Burl Stevens Watson Sr. (7 November 1893 – 16 August 1975) was the president and CEO of Cities Service Company during parts of the 1950s and 1960s. He became president in 1954 and was chairman of the board and CEO beginning in 1962, taking the place of W. Alton Jones, who died in the crash of American Airlines Flight 1. Watson was extremely influential as the leader of one of the largest oil companies in the United States. He was quoted often in newspaper and magazine publications on his views on the status of the petroleum industry and served as a national leader of the American Red Cross and Salvation Army. Watson served for many years as the director of the American Petroleum Institute.

Born in the small town of Lincoln, Alabama, to farmer Byron Alexander Stephens Watson, he was the first graduate of Lincoln High School and went on to the University of Alabama, where he majored in electrical engineering. There is a scholarship in his name at Alabama to this day due to a donation he made to the university, which was later enhanced by Cities Service Company. He was awarded an honorary Doctorate of Science from the University of Alabama in 1957.
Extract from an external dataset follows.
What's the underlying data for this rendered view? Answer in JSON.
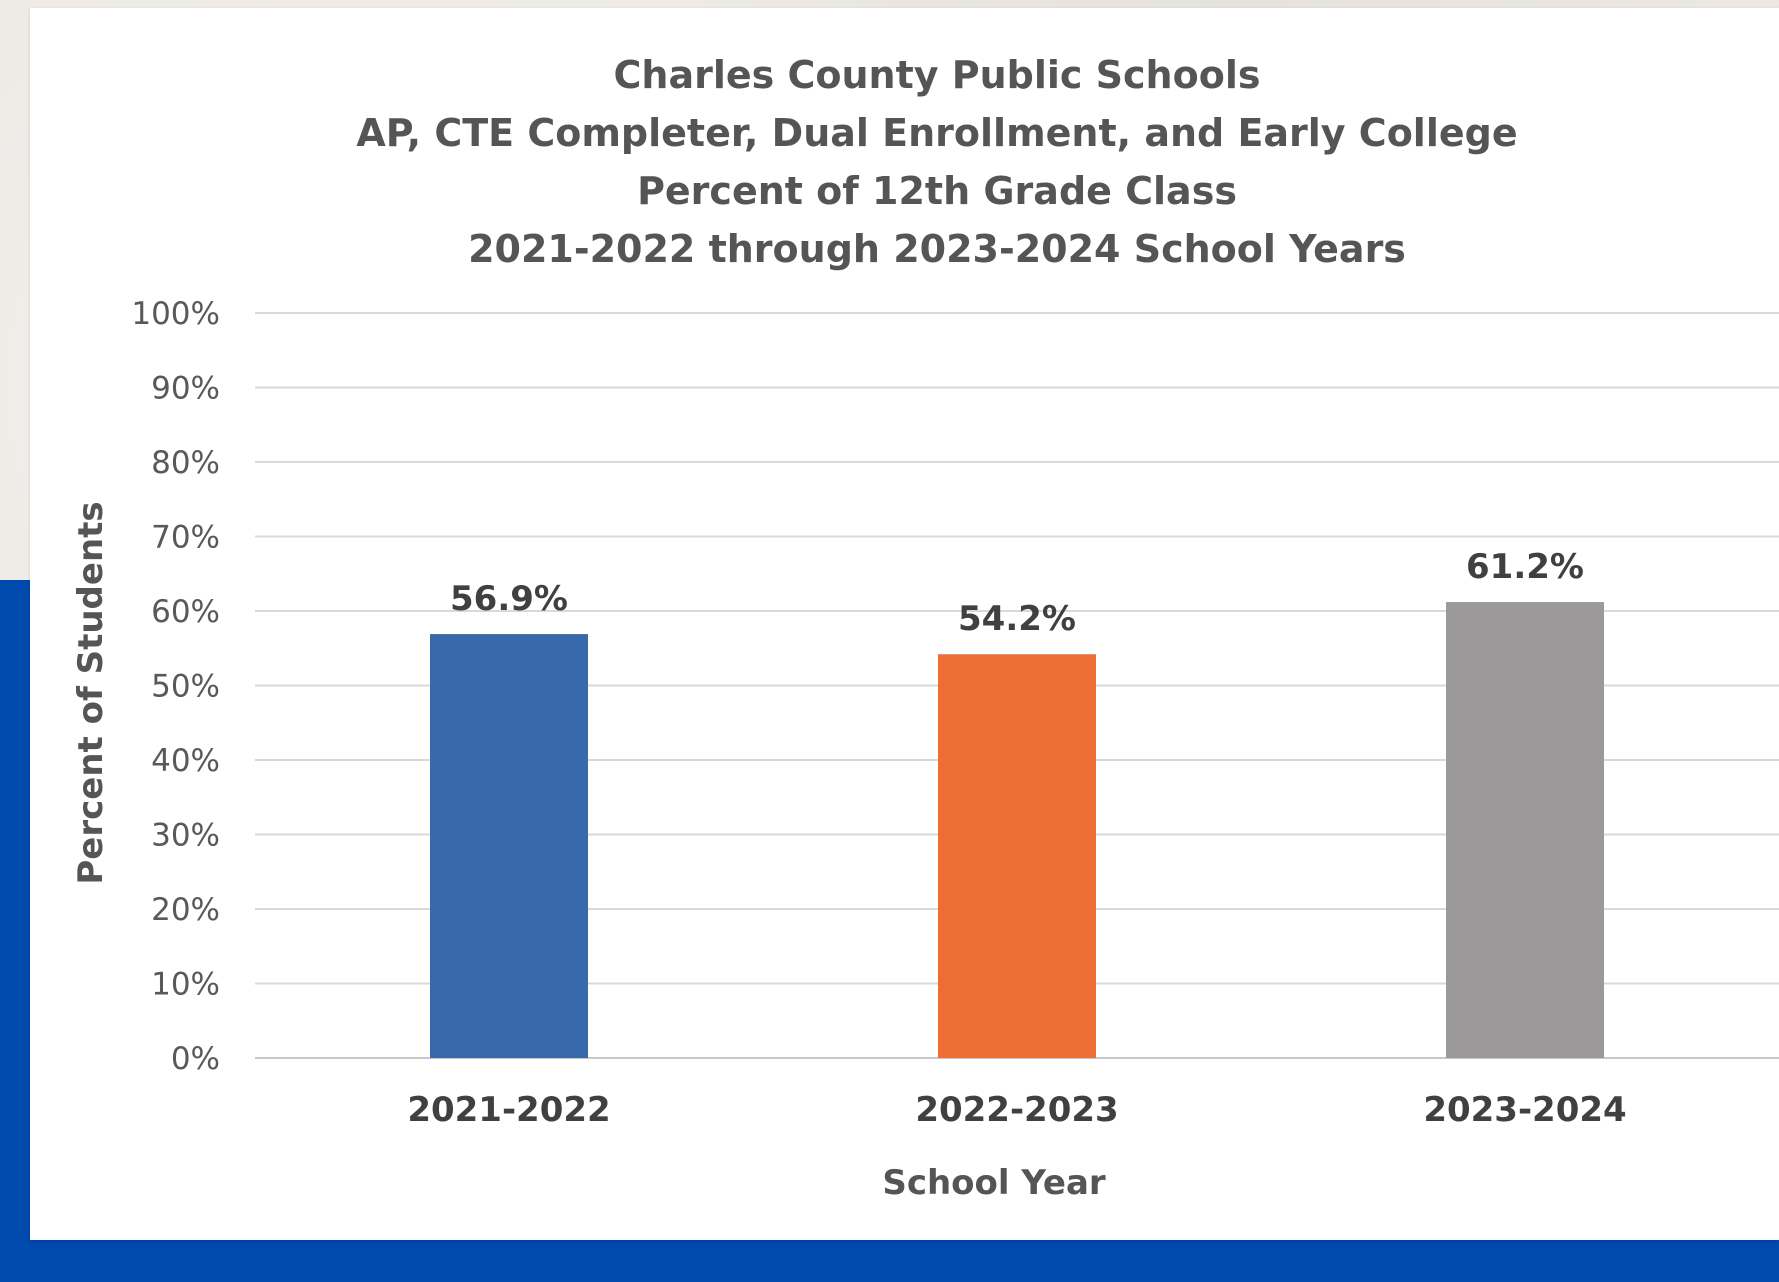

After serving in the Army Engineer Corps during World War I, he rose through the ranks of the large corporation, eventually moving to New York City and working at the corporate office.

He married Emitom Burns, daughter of state senator and agricultural innovator Robert Burns. They had two children, including Burl Stevens Watson Jr. who went on to become director of corporate finance of Cities Service Company. Burl Sr. had an oil tanker named after him, the Burl S. Watson, which was built at the Sörviksvarvet A/B shipyard at Uddevalla, Sweden, being released for duty in 1961. He died in 1975 in Port Washington, New York, at the age of 81.